30,694 people passed through the doors of the Business Design Centre in Islington last week to visit the 26th London Art Fair, the UK’s largest Fair for Modern British and contemporary art.
The figures far surpass the Fair’s previous record of 25,020 visitors in 2012, with higher footfall matched by brisk trade throughout the week.
Sarah Monk, Director of London Art Fair commented:
“We’ve enjoyed a rise in visitor figures over the past ten years, which reflects the growing interest in art, the importance of international visitors and recognition of the quality of work on offer. Galleries have reported strong sales at all price points, demonstrating an engaged and curious audience wanting to buy art, whether serious collectors or someone perhaps making their first acquisition.”
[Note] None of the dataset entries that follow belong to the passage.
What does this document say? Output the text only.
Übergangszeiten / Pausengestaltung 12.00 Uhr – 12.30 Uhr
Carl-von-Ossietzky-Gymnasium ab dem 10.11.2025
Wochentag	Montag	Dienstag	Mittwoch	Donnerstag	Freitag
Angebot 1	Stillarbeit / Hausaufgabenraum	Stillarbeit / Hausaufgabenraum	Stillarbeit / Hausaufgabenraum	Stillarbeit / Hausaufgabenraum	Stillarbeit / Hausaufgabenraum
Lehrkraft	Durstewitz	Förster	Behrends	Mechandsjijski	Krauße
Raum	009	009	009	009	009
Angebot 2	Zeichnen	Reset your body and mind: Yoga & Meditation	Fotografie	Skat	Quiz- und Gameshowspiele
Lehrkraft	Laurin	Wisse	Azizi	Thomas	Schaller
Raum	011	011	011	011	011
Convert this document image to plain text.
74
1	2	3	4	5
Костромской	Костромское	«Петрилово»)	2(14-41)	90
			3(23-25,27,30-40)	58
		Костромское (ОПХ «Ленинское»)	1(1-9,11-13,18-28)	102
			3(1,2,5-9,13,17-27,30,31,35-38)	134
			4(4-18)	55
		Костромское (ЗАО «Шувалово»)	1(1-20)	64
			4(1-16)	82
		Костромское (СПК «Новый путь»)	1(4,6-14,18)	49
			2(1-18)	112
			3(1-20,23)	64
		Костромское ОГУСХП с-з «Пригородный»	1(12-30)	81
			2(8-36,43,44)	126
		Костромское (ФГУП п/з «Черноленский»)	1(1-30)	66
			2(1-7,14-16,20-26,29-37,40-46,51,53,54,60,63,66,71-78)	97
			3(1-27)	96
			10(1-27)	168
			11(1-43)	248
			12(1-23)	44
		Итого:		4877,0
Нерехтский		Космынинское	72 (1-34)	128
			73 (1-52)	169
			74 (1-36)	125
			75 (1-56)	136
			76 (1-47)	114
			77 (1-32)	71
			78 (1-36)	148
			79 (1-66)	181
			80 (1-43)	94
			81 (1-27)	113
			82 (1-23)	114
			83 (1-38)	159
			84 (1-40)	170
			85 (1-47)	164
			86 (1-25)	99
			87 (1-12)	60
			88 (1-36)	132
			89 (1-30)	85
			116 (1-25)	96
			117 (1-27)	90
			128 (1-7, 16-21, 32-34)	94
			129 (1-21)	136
As well as visitor numbers being high sales where also reported to have been good with many galleries experiencing good volumes.
“We’ve made sales every day,” said Mayfair dealer Stephen Paisnel, “and anticipate more follow up thanks to the extent of the appreciation we’ve received”. “It’s been a fantastic week,” agreed Lucinda Bell of LAMB arts, who represents young contemporary artists from around the world. “In terms of sales and interest, it’s been our best Fair yet.” Nicholas Sharp of The Multiple Store who exhibited work by David Shrigley and Cornelia Parker commented that he was “impressed with the quality of people attending – a better percentage of quality buyers”.
Specialist in contemporary African art, Jack Bell Gallery was exhibiting for the second time. “This year’s Fair saw 70% new collectors and an upbeat atmosphere,” he reported, “our sales were constant across all artists’. Ivory Coast artist Aboudia was a star performer, with work priced up to £5,000. Jill George Gallery were celebrating their 20th year at the Fair. “It’s been very good all week,” said William Jackson from the gallery, “90% of our sales have been to new clients, that’s why we keep coming back.” They reportedly “sold something by most artists” including a large piece by Bruce McClean for around £10,000.